Liberty in the Things of God: The Christian Origins of Religious Freedom
Robert Louis Wilken
The earliest Christian apologists believed that faith, in its essence, is an inward conviction. Force and compulsion are anathema to nurturing the tender seeds of spirituality in one’s soul. In this important book, scholar Robert Louis Wilken walks us through the struggle for religious freedom, from the earliest days of the Christian movement through the 17th century. The following are only a few of the interesting insights Wilken brings to our attention:
“See that you do not end up fostering irreligion by taking away freedom of religion and forbid free choice with respect to divine matters, so that I am not allowed to worship what I wish, but am forced to worship what I do not wish. Not even a human being would like to be honored unwillingly.” —Tertullian, a convert to Christianity in second-century Roman Carthage
“Anyone brought to the font of Baptism, not by the sweetness of preaching but by compulsion, will return to his former superstition and die in a worse state because he had been reborn. My brother, may you stir up such men by frequent preaching so that they may desire to change their life more by the sweetness of their teacher.” —Pope Gregory the Great, who served from 590 to 604
“Force may make a Hypocrite: ‘tis Faith grounded upon Knowledge and Consent that makes a Christian.” —William Penn, seventeenth-century Englishman and founder of the Pennsylvania Colony
Open Letters
Václav Havel
Can a person silently deal with incompetent supervisors and carry out their ridiculous demands without losing one’s sense of dignity?
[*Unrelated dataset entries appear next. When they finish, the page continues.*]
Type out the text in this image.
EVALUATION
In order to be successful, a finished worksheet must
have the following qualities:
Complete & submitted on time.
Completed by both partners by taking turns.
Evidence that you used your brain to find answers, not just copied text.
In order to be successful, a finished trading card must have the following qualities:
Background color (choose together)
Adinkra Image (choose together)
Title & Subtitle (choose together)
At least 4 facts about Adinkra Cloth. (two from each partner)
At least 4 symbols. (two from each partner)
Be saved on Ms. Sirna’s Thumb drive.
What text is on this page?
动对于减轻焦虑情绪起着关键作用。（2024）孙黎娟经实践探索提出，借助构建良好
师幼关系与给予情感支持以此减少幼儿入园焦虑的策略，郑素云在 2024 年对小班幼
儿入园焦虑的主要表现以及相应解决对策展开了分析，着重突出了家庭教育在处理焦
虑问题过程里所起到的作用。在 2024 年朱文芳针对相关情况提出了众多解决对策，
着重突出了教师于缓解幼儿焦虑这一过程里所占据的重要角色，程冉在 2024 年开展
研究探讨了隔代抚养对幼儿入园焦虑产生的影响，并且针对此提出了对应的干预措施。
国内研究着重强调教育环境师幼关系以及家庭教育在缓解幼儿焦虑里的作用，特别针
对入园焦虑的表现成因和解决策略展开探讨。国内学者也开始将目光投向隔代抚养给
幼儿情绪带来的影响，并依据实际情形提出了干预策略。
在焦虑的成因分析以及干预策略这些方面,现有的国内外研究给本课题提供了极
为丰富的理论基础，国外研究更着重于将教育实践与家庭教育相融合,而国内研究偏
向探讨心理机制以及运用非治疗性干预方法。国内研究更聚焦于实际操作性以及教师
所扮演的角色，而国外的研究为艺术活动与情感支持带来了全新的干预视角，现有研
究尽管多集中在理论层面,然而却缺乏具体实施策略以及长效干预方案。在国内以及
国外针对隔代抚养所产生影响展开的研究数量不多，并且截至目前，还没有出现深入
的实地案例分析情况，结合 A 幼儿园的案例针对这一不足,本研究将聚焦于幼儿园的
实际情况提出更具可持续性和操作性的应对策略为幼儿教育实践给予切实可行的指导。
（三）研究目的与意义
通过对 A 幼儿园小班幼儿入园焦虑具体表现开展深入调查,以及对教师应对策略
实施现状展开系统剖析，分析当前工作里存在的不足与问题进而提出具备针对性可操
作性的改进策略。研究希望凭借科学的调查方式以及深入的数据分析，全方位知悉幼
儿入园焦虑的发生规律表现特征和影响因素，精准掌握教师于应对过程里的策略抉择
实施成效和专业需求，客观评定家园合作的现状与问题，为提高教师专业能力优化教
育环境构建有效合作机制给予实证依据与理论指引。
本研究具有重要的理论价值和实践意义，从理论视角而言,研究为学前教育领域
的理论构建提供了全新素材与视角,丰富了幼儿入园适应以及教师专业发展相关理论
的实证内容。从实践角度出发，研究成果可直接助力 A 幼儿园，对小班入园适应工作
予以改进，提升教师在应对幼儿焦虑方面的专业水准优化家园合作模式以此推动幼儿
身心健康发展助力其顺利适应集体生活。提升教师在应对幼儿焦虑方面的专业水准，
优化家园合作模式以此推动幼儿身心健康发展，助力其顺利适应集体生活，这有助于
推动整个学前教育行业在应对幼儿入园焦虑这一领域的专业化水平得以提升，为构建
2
“Even if they never speak of it, people have a very acute appreciation of the price they have paid for outward peace and quiet: the permanent humiliation of their human dignity,” Havel says in a letter to Dr. Gustav Husák of the Czechoslovak Communist Party in 1975. “The less direct resistance they put up to it—comforting themselves by driving it from their mind and deceiving themselves with the thought that it is of no account, or else simply gritting their teeth—the deeper the experience etches itself into their emotional memory. The man who can resist humiliation can quickly forget it; but the man who can long tolerate it must long remember it. In actual fact, then nothing remains forgotten. All the fear one has endured … settles and accumulates somewhere in the bottom of our social consciousness, quietly fermenting.
If left untreated, Havel writes, this “abscess [can] … gradually [deform] into a sick cramp, into a toxic substance not unlike the carbon monoxide produced by incomplete combustion. No wonder, then, that when the crust cracks and the lava of life rolls out, there appear not only well-considered attempts to rectify old wrongs, not only searchings for truth and for reforms matching life’s needs, but also symptoms of bilious hatred, vengeful wrath, and a feverish desire for immediate compensation for all the degradation endured.”